This morning the NY Times published an article entitled "Apple Can Skate by Taylor Swift, but Not Product Missteps." I challenge you to explain to me what the heck Brian X. Chen is talking about.
I can't even discern what the premise of this article is, but the reasoning encompassed therein is perhaps best summarized by the following excerpt:
But Apple has in fact had product missteps in recent years. The iPhone took a hit in 2010 when a design flaw on the iPhone 4 — called Antennagate by the tech press — caused cellphone reception to be lost for some users when the handset was firmly gripped.

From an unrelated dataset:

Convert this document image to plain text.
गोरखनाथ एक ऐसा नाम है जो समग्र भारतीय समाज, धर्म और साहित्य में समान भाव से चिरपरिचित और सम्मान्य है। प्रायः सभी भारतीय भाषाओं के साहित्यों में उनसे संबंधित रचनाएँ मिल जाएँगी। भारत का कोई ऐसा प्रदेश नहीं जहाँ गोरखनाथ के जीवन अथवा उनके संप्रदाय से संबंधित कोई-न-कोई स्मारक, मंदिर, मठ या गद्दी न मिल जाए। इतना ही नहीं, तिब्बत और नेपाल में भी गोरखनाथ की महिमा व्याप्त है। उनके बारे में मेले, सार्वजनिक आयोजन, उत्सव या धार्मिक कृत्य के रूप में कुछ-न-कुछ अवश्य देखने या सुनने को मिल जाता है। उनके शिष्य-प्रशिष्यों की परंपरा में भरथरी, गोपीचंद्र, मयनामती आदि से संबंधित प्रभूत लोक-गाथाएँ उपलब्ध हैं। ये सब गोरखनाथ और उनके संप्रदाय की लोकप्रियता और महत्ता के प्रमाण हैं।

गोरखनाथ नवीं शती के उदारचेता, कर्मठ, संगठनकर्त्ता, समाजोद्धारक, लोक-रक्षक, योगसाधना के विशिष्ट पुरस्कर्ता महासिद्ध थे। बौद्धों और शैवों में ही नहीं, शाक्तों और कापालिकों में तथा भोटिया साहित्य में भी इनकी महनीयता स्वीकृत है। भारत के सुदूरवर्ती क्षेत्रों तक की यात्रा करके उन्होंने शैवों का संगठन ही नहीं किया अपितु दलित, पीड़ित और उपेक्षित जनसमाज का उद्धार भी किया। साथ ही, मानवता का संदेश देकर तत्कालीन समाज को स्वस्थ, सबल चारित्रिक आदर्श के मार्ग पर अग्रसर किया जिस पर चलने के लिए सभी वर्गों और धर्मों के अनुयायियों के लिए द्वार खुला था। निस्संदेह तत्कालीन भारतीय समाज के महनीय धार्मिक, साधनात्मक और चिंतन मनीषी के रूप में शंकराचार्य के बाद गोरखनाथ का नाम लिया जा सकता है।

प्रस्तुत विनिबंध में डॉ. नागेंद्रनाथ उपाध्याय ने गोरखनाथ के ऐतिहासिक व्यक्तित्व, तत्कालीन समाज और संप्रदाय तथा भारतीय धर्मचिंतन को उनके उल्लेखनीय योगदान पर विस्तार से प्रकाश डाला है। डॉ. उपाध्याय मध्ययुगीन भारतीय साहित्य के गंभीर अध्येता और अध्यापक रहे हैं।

The long-term impact? No harm done yet. In fact, iPhone sales kept growing.
Ok.
But that's not what the originally published version of this article said. Originally the article claimed there was an impact, and backed up the point by stating that while most recently the iPhone sold 70+ million units, the iPhone 4 sold only 40+ million in the same time period.
Obviously this is incredibly flawed reasoning - iPhone sales have been on a steadily upward trajectory and the iPhone 4 did nothing to disturb that trend. And apparently someone at the NY Times figured this out and changed the article (without noting that it changed!)
But it shows what the author of the article was trying to do - slime Apple. But then the facts got in the way. And what is left is the skeletal remains of a story that now makes no point whatsoever.